Le chercheur Alexandre Papaemmanuel et le sénateur LR Cédric Perrin appellent, dans une tribune au « Monde », à accorder les financements nécessaires au commandement de la cyberdéfense pour lui permettre de remplir ses missions.
Le 24 février, quelques heures avant le début de l’invasion russe en Ukraine, une cyberattaque a paralysé un fournisseur américain de communications par satellite utilisé par l’armée ukrainienne. D’aucuns ont alors prédit le début d’une vague d’attaques visant à démanteler des secteurs-clés de l’Ukraine. Mais la cyberblitzkrieg n’a pas eu lieu. La ligne de défense ukrainienne, disposant de ressources humaines compétentes, d’outils performants et s’appuyant sur des partenariats solides, avec des pays tiers comme avec le secteur privé, a réussi à stopper les cyberattaques russes.
Ce combat héroïque des Ukrainiens nous oblige à porter un regard sur l’évolution de la conflictualité numérique. En effet, l’association entre la préparation, la force morale et la combinaison du numérique et du cinétique ont pris à rebours les nombreux analystes qui prédisaient une défaite rapide de l’Ukraine. Autant de pistes devant guider la France dans les prochains débats autour de la future loi de programmation militaire (LPM) 2024-2030 et, en particulier, sur l’effort budgétaire à fournir au profit d’un commandement de la cyberdéfense (Comcyber), acteur de la résilience nationale.
Depuis dix ans, la France a intégré la cybersécurité dans le concept de sécurité nationale. Cette ambition est devenue récemment un objectif stratégique pour disposer d’« une résilience cyber de premier rang ». Des défis de taille en découlent pour nos militaires en termes de fidélisation de ressources humaines, d’intégration des effets cyber aux opérations et de gestion des partenariats publics et privés.
Comcyber est un employeur attractif, malgré un marché du travail où la ressource est rare, donc précieuse. Si le défi réside dans la fidélisation d’une ressource convoitée par le privé, qui offre des niveaux de rémunération plus attractifs, les armées doivent monter en puissance afin de faire face à une menace chaque jour grandissante. La prochaine LPM doit confirmer l’objectif stratégique de résilience par une augmentation des ressources humaines du Comcyber. Cette masse est indispensable pour disposer d’une capacité à se défendre et à agir sur les champs hybrides.

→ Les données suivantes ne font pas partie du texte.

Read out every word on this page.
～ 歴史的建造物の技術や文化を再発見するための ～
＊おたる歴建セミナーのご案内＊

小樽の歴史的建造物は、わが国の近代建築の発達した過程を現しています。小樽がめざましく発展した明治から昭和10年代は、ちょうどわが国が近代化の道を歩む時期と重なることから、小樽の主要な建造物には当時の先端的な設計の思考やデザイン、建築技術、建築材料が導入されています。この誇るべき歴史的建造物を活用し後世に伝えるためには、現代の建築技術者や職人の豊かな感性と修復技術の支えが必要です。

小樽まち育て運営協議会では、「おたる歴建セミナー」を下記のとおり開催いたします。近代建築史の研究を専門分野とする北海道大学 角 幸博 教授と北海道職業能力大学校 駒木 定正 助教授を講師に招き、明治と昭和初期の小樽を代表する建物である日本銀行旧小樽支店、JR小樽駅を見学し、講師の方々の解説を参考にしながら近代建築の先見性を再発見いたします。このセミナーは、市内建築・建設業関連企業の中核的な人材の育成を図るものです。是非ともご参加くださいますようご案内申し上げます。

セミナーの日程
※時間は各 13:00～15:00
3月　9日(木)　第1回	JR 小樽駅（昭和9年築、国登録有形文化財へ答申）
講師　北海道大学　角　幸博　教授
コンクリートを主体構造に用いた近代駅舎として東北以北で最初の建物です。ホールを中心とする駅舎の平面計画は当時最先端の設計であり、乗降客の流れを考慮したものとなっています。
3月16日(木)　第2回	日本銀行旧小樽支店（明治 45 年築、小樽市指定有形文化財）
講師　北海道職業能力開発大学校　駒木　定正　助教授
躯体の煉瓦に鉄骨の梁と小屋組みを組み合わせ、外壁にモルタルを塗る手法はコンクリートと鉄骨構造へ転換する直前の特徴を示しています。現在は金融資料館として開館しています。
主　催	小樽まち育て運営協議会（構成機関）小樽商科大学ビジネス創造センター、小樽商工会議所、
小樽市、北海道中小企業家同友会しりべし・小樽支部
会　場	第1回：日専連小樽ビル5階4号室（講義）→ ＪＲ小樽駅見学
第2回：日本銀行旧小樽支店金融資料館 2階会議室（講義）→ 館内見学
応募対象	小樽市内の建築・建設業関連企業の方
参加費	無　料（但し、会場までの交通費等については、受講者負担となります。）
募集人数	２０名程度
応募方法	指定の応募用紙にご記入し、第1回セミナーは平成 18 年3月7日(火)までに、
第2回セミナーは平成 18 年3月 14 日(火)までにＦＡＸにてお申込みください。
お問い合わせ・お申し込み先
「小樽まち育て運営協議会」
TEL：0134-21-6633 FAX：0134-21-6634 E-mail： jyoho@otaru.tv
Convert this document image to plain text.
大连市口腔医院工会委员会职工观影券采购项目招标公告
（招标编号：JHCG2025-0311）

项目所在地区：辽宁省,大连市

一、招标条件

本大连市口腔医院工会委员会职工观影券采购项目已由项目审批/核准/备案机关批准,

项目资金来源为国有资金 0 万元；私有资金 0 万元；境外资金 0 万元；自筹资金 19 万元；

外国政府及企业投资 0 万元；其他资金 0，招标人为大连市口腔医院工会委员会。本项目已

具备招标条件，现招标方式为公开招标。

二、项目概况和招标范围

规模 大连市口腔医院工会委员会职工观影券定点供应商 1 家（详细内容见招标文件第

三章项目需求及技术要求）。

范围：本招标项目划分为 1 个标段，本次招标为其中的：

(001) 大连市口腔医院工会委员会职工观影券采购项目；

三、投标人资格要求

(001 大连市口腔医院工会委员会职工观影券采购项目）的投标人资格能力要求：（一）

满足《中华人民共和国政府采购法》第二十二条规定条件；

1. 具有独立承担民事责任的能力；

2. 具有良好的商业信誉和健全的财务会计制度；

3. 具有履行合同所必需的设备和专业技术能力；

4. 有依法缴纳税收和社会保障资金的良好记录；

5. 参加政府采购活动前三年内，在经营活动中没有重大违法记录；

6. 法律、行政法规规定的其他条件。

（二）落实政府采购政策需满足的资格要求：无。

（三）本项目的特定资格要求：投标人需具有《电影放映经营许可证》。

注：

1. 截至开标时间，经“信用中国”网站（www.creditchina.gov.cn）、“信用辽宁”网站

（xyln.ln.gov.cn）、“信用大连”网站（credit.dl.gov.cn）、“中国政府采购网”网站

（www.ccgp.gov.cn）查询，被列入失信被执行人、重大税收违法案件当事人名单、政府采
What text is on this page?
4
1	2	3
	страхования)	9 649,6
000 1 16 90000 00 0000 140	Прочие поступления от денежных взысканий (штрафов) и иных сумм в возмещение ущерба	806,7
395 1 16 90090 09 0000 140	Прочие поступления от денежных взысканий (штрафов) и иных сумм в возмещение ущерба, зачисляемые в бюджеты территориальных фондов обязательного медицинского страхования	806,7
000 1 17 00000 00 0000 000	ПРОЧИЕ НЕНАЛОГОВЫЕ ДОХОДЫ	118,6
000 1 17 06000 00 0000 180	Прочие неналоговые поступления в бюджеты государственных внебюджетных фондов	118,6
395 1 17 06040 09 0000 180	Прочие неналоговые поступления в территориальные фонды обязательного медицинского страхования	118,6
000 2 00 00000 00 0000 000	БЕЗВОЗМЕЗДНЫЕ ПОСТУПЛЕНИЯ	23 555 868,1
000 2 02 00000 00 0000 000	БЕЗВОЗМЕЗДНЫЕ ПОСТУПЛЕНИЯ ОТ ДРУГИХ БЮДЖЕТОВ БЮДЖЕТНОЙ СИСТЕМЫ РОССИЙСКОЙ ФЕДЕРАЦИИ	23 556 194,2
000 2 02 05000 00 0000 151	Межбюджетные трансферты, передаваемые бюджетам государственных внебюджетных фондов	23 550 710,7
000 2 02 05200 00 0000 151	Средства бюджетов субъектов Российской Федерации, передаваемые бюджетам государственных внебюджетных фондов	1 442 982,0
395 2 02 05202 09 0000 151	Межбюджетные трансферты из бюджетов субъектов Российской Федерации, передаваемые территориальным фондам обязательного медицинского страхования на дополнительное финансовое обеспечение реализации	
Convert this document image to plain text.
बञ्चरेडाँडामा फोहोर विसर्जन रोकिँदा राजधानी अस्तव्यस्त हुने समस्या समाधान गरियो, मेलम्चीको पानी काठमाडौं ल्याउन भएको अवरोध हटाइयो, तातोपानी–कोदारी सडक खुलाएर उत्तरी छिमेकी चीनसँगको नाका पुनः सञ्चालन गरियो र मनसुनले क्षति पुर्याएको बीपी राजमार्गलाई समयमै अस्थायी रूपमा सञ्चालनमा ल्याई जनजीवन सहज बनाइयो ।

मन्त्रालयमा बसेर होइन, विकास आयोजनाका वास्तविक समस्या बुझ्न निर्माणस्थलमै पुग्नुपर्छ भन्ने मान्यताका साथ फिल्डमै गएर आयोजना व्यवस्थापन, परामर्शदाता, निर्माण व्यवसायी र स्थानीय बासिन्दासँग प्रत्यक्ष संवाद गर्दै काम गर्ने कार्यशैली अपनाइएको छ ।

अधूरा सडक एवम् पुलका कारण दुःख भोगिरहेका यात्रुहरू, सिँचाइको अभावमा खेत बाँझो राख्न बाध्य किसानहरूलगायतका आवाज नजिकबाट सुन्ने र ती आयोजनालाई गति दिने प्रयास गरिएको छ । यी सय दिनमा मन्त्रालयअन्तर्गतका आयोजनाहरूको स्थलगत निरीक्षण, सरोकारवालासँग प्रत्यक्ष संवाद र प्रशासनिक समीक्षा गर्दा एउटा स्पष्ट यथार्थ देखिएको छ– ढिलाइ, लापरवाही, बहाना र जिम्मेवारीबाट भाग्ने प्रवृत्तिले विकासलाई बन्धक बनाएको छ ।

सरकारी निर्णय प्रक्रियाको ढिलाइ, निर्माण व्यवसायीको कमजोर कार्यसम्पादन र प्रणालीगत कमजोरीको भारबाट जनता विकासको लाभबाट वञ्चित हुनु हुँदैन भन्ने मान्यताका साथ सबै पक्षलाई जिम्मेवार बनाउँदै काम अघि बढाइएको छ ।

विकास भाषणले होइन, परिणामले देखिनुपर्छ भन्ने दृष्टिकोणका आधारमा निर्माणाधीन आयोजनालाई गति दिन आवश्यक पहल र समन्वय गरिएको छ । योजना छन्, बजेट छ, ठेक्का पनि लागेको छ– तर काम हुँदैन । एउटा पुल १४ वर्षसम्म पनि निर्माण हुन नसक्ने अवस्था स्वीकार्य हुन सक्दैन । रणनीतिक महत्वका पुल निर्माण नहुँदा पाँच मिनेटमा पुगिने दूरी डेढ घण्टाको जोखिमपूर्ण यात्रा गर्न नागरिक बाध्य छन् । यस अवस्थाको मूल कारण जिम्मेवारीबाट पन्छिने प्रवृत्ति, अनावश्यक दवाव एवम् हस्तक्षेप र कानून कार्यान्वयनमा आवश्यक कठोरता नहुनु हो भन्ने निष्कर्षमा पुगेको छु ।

Le Comcyber – émanation des armées et non cyberarmée – doit répondre aux besoins opérationnels pour conduire des opérations militaires, y compris de haute intensité, dans tous les champs. Ainsi le concept de multimilieux (terre, mer, air auxquels on peut ajouter l’espace exo-atmosphérique et le cyber) et de multichamps (informationnel et électromagnétique) pose le Comcyber comme un acteur aux carrefours de l’action opérationnelle aussi bien dans la conception, la planification et la conduite des opérations militaires de cyberdéfense. La LPM devra donc offrir une panoplie de capacités techniques spécifiques en complément des capacités des armées.
Outil de diplomatie militaire
La mise en réseau du monde induit qu’une attaque cyber sur l’Ukraine se propage viralement à l’ensemble du globe. Détecter en amont les signaux faibles permet d’anticiper le blizzard de cyberattaques accompagnant une infiltration d’un centre hospitalier ou d’un réseau électrique. Dans une logique de réassurance, les armées doivent plus que jamais se déployer à proximité de nos alliés et partenaires pour découvrir l’infiltration de pirates informatiques dans leurs systèmes. Le hunt forward – la « chasse cyber aux avant-postes » – invite à parcourir en profondeur les réseaux informatiques des pays partenaires à la recherche de signes de pénétration. Le Comcyber peut ainsi contribuer à la diplomatie française tout en étendant la protection de nos systèmes numériques.
La LPM devra renforcer les capacités d’animation des politiques nationale et internationale de cyberdéfense, notamment dans l’élaboration et la mise en œuvre des plans de coopération. Cet outil de diplomatie militaire numérique placera la France au rang des partenaires lucides à haute valeur ajoutée.
Le retour d’expérience de la guerre qui se joue actuellement aux frontières de l’Europe souligne l’importance d’une défense nationale et européenne numérique. Si le cyber n’est pas une arme suffisante pour gagner la guerre, elle constitue en revanche une capacité indispensable pour conserver l’initiative et l’avance sur l’ennemi.
La devise du Comcyber est « Per Aether Pugnamus » : « à travers l’éther, nous menons le combat ». Bien qu’immatériel, ce combat a besoin de moyens humains et technologiques pour faire face : la prochaine LPM devra en être l’incarnation.